Today, space systems engineers continue to design and improve navigation systems to enable rovers to make decisions and avoid hazards on their own—and eliminate the lengthy delays in data transmission.

“The goal is to remove human input from small decisions. An autonomous navigation algorithm makes the robot aware of its position in the environment so that it may determine the best route to a destination,” says Jesse Hiemstra, an undergraduate student working with Carleton researchers on the mobility system for the Kapvik microrover prototype for the Canadian Space Agency.

A student in the space systems design stream of the aerospace engineering program, he’ll soon have access to a state-of-the-art lab dedicated to projects like the rover that enable the exploration of space.

The Jo Yung Wong Laboratory for Terrestrial and Extraterrestrial Mobility, Guidance and Control, is the result of a generous $100,000-gift from Jo Yung Wong. He retired from the Department of Mechanical and Aerospace Engineering in 1999 after three decades at Carleton. Wong has dedicated his career to research and teaching in terrestrial vehicle mobility and is a former president of the International Society for Terrain-Vehicle Systems. In the last few years, his research has extended to extraterrestrial mobility in collaboration with NASA’s Glenn Research Center. Mobility is of critical importance to planetary exploration, which is exemplified by the immobilization Spirit in sandy soil on Mars, where its wheels had become embedded.

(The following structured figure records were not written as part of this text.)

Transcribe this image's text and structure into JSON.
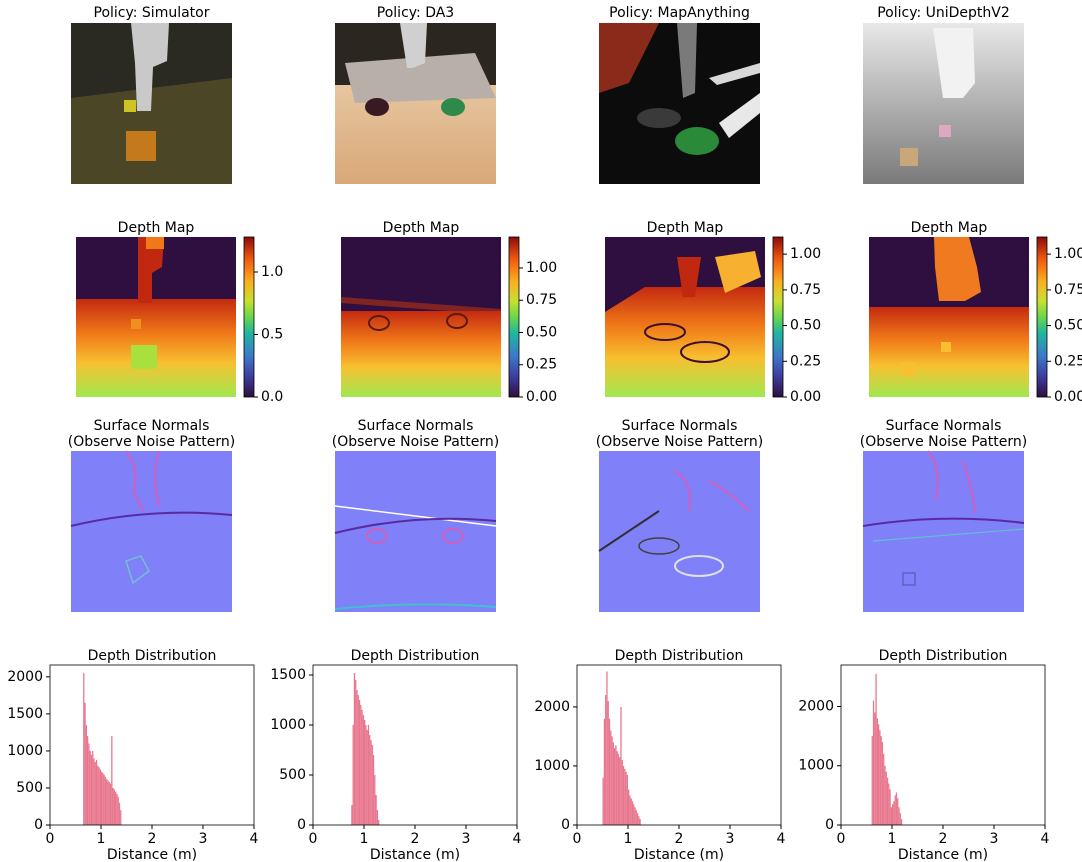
{
  "panels": [
    {
      "photo_title": "Policy: Simulator",
      "depth_title": "Depth Map",
      "normals_title": "Surface Normals",
      "normals_subtitle": "(Observe Noise Pattern)",
      "colorbar": {
        "lim": [
          0,
          1.28
        ],
        "ticks": [
          {
            "value": 0,
            "label": "0.0"
          },
          {
            "value": 0.5,
            "label": "0.5"
          },
          {
            "value": 1,
            "label": "1.0"
          }
        ]
      }
    },
    {
      "photo_title": "Policy: DA3",
      "depth_title": "Depth Map",
      "normals_title": "Surface Normals",
      "normals_subtitle": "(Observe Noise Pattern)",
      "colorbar": {
        "lim": [
          0,
          1.24
        ],
        "ticks": [
          {
            "value": 0,
            "label": "0.00"
          },
          {
            "value": 0.25,
            "label": "0.25"
          },
          {
            "value": 0.5,
            "label": "0.50"
          },
          {
            "value": 0.75,
            "label": "0.75"
          },
          {
            "value": 1,
            "label": "1.00"
          }
        ]
      }
    },
    {
      "photo_title": "Policy: MapAnything",
      "depth_title": "Depth Map",
      "normals_title": "Surface Normals",
      "normals_subtitle": "(Observe Noise Pattern)",
      "colorbar": {
        "lim": [
          0,
          1.12
        ],
        "ticks": [
          {
            "value": 0,
            "label": "0.00"
          },
          {
            "value": 0.25,
            "label": "0.25"
          },
          {
            "value": 0.5,
            "label": "0.50"
          },
          {
            "value": 0.75,
            "label": "0.75"
          },
          {
            "value": 1,
            "label": "1.00"
          }
        ]
      }
    },
    {
      "photo_title": "Policy: UniDepthV2",
      "depth_title": "Depth Map",
      "normals_title": "Surface Normals",
      "normals_subtitle": "(Observe Noise Pattern)",
      "colorbar": {
        "lim": [
          0,
          1.12
        ],
        "ticks": [
          {
            "value": 0,
            "label": "0.00"
          },
          {
            "value": 0.25,
            "label": "0.25"
          },
          {
            "value": 0.5,
            "label": "0.50"
          },
          {
            "value": 0.75,
            "label": "0.75"
          },
          {
            "value": 1,
            "label": "1.00"
          }
        ]
      }
    }
  ],
  "chart_data": [
    {
      "type": "histogram",
      "title": "Depth Distribution",
      "x_label": "Distance (m)",
      "color": "#e8768d",
      "bins": [
        0.65,
        0.675,
        0.7,
        0.725,
        0.75,
        0.775,
        0.8,
        0.825,
        0.85,
        0.875,
        0.9,
        0.925,
        0.95,
        0.975,
        1.0,
        1.025,
        1.05,
        1.075,
        1.1,
        1.125,
        1.15,
        1.175,
        1.2,
        1.225,
        1.25,
        1.275,
        1.3,
        1.325,
        1.35,
        1.375,
        1.4
      ],
      "values": [
        2050,
        1650,
        1350,
        1200,
        1100,
        1000,
        950,
        1000,
        900,
        850,
        880,
        800,
        780,
        750,
        720,
        700,
        680,
        650,
        620,
        600,
        580,
        560,
        1200,
        500,
        480,
        450,
        420,
        380,
        300,
        200
      ],
      "xlim": [
        0,
        4
      ],
      "xticks": [
        0,
        1,
        2,
        3,
        4
      ],
      "ylim": [
        0,
        2160
      ],
      "yticks": [
        0,
        500,
        1000,
        1500,
        2000
      ]
    },
    {
      "type": "histogram",
      "title": "Depth Distribution",
      "x_label": "Distance (m)",
      "color": "#e8768d",
      "bins": [
        0.75,
        0.775,
        0.8,
        0.825,
        0.85,
        0.875,
        0.9,
        0.925,
        0.95,
        0.975,
        1.0,
        1.025,
        1.05,
        1.075,
        1.1,
        1.125,
        1.15,
        1.175,
        1.2,
        1.225,
        1.25,
        1.275,
        1.3
      ],
      "values": [
        200,
        1000,
        1520,
        1450,
        1350,
        1300,
        1250,
        1200,
        1150,
        1100,
        1050,
        1000,
        950,
        1000,
        900,
        850,
        800,
        700,
        500,
        300,
        150,
        50
      ],
      "xlim": [
        0,
        4
      ],
      "xticks": [
        0,
        1,
        2,
        3,
        4
      ],
      "ylim": [
        0,
        1600
      ],
      "yticks": [
        0,
        500,
        1000,
        1500
      ]
    },
    {
      "type": "histogram",
      "title": "Depth Distribution",
      "x_label": "Distance (m)",
      "color": "#e8768d",
      "bins": [
        0.5,
        0.525,
        0.55,
        0.575,
        0.6,
        0.625,
        0.65,
        0.675,
        0.7,
        0.725,
        0.75,
        0.775,
        0.8,
        0.825,
        0.85,
        0.875,
        0.9,
        0.925,
        0.95,
        0.975,
        1.0,
        1.025,
        1.05,
        1.075,
        1.1,
        1.125,
        1.15,
        1.175,
        1.2,
        1.225,
        1.25
      ],
      "values": [
        800,
        1800,
        2200,
        2600,
        2100,
        1800,
        1600,
        1500,
        1400,
        1300,
        1350,
        1250,
        1200,
        1150,
        2000,
        1100,
        1000,
        950,
        900,
        850,
        600,
        500,
        450,
        400,
        350,
        300,
        250,
        200,
        150,
        100
      ],
      "xlim": [
        0,
        4
      ],
      "xticks": [
        0,
        1,
        2,
        3,
        4
      ],
      "ylim": [
        0,
        2710
      ],
      "yticks": [
        0,
        1000,
        2000
      ]
    },
    {
      "type": "histogram",
      "title": "Depth Distribution",
      "x_label": "Distance (m)",
      "color": "#e8768d",
      "bins": [
        0.6,
        0.625,
        0.65,
        0.675,
        0.7,
        0.725,
        0.75,
        0.775,
        0.8,
        0.825,
        0.85,
        0.875,
        0.9,
        0.925,
        0.95,
        0.975,
        1.0,
        1.025,
        1.05,
        1.075,
        1.1,
        1.125,
        1.15,
        1.175,
        1.2
      ],
      "values": [
        1500,
        2100,
        1900,
        2550,
        1800,
        1700,
        1600,
        1500,
        1400,
        1200,
        1000,
        900,
        800,
        700,
        600,
        300,
        350,
        400,
        500,
        550,
        450,
        300,
        200,
        100
      ],
      "xlim": [
        0,
        4
      ],
      "xticks": [
        0,
        1,
        2,
        3,
        4
      ],
      "ylim": [
        0,
        2700
      ],
      "yticks": [
        0,
        1000,
        2000
      ]
    }
  ]
}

Wong hopes that the research to be conducted at the new laboratory will make Carleton a leader in mobility, guidance and control of Earth-bound off-road vehicles and extraterrestrial rovers.

“This lab will be unique and it is believed that no other university has established a similar facility,” says Wong. “Hopefully, it will become a centre of excellence in the field, nationally and internationally.”

This type of research comes at an important time for space exploration, when scientists and engineers are looking for ways to extend human missions to the moon and beyond, Wong says.

When he heard about the idea of establishing this specialized laboratory, he thought that it was a great idea and a worthwhile project to fund.

“The laboratory will link various groups together and eventually could build up significant research activities and teaching in these areas,” he says. “When we group together different faculty members, it can make a much greater impact.”

Part of the new engineering building, the laboratory will be open to faculty members, as well as graduate and undergraduate students like Hiemstra. The mobility, automation and robotics components of the current rover lab will be incorporated into the Jo Yung Wong Laboratory.

“Our current space was designed for teaching students to work with small satellites, which have to be kept in a clean environment. We need room to deploy robotic arms and mobile robots, which are dirtier and require open space to explore,” says Hiemstra. “Beyond extra room, the new lab will provide collaborative space and resources. We’ll be able to generate new ideas just by working in the same place.”

“Most of the time, spacecraft are intended to do what’s never been done before. Undertaking a new mission or refining a technology that’s never been used in space is a real motivation,” says Hiemstra. “We have the chance to create things that go on great adventures.”